As I said at the outset, however, neglect spells opportunity. And perhaps there might yet be Europeans far-sighted enough to try English Channel. As it happens, that was one of the aspirations mentioned by Kane, when asked how the horse could still round off his resume.

“Well, there are a few things actually,” he says. “As a Breeders’ Cup Turf winner, one or more of his offspring repeating that accomplishment would be an important achievement. Also we feel a greater presence in European racing would be fruitful. And finally, we believe he is underrepresented on the dirt, as would be indicated by his sire Smart Strike, his [paternal] half-brother Curlin and offspring such as Travers winner V.E. Day, as well as the multiple graded stakes winner Optimizer who was the only 3-year-old of his crop to run in all three legs of the Triple Crown.”

Heart to Heart winning Keeneland’s Maker’s 46 Mile, one of two GI wins for the son of English Channel in 2018 | Coady

That’s another drum I’m always beating: the unsuspected versatility of horses whose reputation as specialists, because never stretched, becomes self-fulfilling. Take English Channel’s son Heart to Heart, at Crestwood: don’t tell me that 10 wire-to-wire stakes wins wouldn’t parlay into dirt speed. As it is, he’s a not a bad poster boy for his sire, with graded stakes wins five seasons running and 18 triple-digit Beyers. And his first two dams are by sons of Deputy Minister and, oh yes, Caro.
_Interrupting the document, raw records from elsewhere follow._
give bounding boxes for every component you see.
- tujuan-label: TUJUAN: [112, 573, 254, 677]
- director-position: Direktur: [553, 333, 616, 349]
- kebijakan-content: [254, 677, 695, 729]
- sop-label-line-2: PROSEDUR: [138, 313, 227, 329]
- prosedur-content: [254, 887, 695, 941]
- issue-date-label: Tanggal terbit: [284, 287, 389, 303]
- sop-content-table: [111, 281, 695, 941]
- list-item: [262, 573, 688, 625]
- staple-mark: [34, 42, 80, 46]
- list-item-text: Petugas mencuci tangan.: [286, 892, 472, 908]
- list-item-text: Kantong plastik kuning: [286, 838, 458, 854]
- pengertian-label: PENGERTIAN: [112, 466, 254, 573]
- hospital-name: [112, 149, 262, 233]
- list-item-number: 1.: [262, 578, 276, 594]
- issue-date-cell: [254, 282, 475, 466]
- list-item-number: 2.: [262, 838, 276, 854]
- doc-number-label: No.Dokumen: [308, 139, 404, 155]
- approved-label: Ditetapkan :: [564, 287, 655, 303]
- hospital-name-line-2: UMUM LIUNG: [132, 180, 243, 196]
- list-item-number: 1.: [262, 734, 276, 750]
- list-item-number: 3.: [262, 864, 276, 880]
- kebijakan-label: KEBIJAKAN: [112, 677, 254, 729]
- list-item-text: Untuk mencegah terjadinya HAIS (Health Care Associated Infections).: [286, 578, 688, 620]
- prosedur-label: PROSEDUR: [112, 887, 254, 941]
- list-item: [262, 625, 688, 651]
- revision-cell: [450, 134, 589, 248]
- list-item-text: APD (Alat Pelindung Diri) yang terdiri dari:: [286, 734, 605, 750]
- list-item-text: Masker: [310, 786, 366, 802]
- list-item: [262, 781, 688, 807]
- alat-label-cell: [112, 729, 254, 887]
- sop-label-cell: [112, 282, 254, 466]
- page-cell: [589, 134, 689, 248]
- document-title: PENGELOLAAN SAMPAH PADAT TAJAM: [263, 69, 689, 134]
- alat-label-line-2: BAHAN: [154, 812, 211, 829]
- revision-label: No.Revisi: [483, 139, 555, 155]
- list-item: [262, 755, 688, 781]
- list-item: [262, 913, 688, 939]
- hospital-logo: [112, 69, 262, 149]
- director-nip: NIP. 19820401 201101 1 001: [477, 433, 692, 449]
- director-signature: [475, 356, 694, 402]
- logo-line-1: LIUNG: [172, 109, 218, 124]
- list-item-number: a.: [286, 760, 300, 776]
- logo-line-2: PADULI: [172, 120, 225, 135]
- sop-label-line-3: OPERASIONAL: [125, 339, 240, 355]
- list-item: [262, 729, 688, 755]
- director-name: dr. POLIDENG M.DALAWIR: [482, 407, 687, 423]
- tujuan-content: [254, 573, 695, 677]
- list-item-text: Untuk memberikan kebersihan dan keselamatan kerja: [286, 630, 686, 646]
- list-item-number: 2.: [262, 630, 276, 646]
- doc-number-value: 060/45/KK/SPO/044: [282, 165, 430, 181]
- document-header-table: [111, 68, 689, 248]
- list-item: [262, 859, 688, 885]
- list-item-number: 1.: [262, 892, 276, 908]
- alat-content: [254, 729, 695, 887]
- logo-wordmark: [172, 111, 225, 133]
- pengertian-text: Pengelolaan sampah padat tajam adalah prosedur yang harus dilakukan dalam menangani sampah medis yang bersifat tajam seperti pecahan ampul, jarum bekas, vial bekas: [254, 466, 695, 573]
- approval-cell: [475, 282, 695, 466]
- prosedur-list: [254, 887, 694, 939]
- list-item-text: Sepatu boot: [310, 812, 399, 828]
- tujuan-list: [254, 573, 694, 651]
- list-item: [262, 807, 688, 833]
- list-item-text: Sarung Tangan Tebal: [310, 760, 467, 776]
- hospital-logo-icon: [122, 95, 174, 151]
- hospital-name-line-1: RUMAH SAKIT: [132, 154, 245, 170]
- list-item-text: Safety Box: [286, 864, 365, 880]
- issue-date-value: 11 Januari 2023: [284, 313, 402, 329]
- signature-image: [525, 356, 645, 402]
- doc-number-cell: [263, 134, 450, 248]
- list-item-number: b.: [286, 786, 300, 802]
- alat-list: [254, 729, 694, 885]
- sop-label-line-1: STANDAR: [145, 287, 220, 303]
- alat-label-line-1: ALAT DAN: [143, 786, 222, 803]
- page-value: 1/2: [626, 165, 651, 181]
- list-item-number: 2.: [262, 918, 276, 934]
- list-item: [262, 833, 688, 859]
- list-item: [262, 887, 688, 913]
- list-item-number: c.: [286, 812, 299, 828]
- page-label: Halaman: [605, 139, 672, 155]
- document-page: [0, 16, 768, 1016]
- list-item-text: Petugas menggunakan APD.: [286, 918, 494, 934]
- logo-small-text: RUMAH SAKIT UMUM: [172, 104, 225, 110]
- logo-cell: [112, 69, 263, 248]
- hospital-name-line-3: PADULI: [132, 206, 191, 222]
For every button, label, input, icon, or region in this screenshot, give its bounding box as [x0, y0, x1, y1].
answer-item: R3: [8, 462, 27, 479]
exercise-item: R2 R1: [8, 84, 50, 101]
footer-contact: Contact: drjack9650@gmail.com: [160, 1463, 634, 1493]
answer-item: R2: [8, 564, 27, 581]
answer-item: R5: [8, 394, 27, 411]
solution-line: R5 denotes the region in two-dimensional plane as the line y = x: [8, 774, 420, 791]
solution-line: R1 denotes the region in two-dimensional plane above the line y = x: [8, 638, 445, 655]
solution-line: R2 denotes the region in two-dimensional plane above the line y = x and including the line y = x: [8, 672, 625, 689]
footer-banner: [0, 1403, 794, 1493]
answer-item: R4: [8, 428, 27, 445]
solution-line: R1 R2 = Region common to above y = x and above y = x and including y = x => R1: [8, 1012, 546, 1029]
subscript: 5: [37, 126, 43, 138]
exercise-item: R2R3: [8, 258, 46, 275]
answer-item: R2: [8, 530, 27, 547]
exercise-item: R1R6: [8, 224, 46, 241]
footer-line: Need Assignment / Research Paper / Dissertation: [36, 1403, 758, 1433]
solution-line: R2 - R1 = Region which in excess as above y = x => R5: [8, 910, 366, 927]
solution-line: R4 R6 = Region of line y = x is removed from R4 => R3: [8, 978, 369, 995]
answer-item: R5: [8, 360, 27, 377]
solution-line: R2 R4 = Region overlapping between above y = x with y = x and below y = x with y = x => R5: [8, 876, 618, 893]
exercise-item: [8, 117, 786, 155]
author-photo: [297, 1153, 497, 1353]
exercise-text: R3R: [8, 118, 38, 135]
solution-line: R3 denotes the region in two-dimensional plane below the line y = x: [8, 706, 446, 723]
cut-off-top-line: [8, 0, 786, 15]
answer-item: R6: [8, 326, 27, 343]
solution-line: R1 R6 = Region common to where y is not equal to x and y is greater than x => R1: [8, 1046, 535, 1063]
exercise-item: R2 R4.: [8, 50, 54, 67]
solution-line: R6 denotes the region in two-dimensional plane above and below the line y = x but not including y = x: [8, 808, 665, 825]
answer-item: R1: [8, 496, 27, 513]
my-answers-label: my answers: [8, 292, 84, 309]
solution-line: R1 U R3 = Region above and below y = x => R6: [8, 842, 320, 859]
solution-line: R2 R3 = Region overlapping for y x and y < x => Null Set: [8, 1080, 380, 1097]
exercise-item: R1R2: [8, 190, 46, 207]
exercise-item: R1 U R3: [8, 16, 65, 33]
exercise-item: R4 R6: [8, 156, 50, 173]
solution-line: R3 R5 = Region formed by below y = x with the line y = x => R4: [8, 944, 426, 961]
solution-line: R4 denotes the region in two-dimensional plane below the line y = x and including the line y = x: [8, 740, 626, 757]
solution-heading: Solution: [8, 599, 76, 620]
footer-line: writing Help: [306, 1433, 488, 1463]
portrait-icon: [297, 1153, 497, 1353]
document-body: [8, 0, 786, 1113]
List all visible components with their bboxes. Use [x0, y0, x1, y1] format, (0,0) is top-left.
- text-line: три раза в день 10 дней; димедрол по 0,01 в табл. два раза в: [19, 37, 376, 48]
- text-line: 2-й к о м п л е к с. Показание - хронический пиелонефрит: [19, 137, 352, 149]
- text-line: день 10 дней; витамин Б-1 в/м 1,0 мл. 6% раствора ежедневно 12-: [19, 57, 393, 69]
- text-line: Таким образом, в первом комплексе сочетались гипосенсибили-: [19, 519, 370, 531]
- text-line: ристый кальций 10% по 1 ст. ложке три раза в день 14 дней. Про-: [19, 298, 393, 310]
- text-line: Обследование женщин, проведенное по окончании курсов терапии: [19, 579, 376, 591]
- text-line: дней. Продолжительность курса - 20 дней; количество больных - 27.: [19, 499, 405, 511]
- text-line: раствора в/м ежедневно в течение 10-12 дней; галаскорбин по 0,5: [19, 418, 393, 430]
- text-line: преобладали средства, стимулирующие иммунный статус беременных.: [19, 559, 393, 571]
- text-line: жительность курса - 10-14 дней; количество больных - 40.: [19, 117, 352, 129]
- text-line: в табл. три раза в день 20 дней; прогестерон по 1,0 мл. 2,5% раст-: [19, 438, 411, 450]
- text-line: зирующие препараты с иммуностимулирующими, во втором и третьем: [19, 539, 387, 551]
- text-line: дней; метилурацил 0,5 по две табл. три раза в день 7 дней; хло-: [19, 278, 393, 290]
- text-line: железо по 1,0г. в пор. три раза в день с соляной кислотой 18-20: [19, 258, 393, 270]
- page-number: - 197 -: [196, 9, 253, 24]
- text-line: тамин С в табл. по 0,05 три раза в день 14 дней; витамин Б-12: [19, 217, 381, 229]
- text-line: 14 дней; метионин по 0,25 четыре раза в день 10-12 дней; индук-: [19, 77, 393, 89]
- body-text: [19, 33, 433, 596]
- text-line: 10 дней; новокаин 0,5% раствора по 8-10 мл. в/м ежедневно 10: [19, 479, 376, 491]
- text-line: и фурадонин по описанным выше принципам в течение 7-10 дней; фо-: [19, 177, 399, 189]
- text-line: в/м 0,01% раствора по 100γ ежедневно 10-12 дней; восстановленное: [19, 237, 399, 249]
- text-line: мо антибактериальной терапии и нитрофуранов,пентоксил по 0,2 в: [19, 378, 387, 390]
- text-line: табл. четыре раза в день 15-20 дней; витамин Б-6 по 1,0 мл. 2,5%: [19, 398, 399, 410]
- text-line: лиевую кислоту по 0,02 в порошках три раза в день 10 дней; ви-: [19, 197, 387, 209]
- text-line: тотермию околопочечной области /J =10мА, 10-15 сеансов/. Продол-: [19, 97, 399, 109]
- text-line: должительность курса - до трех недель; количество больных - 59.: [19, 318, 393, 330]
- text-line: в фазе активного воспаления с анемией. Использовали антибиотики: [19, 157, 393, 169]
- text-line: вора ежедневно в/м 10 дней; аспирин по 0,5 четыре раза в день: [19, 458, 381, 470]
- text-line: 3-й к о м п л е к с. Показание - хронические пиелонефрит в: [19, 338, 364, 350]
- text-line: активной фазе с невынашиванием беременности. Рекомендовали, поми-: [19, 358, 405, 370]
Few European breeders will even have heard of him. Nor would they necessarily think English Channel worth the journey if popping over the road from Blue Grass Airport to inspect him. But there’s no pleasing some people: they will then complain that dirt stallions are all too big and square.

“Biggest is not necessarily best, if so we would grade them by weight and height,” Kane remarks. “We feel he has the ideal size with balance and athleticism. He crosses well with almost any mare.”

Kane notes that English Channel has a particularly good record with daughters of Kitten’s Joy, with 14 winners from 16 starters including four at graded stakes level. That’s fun to see, because they aren’t just business rivals. They are also companions in arms; a mutual channel for the good stuff.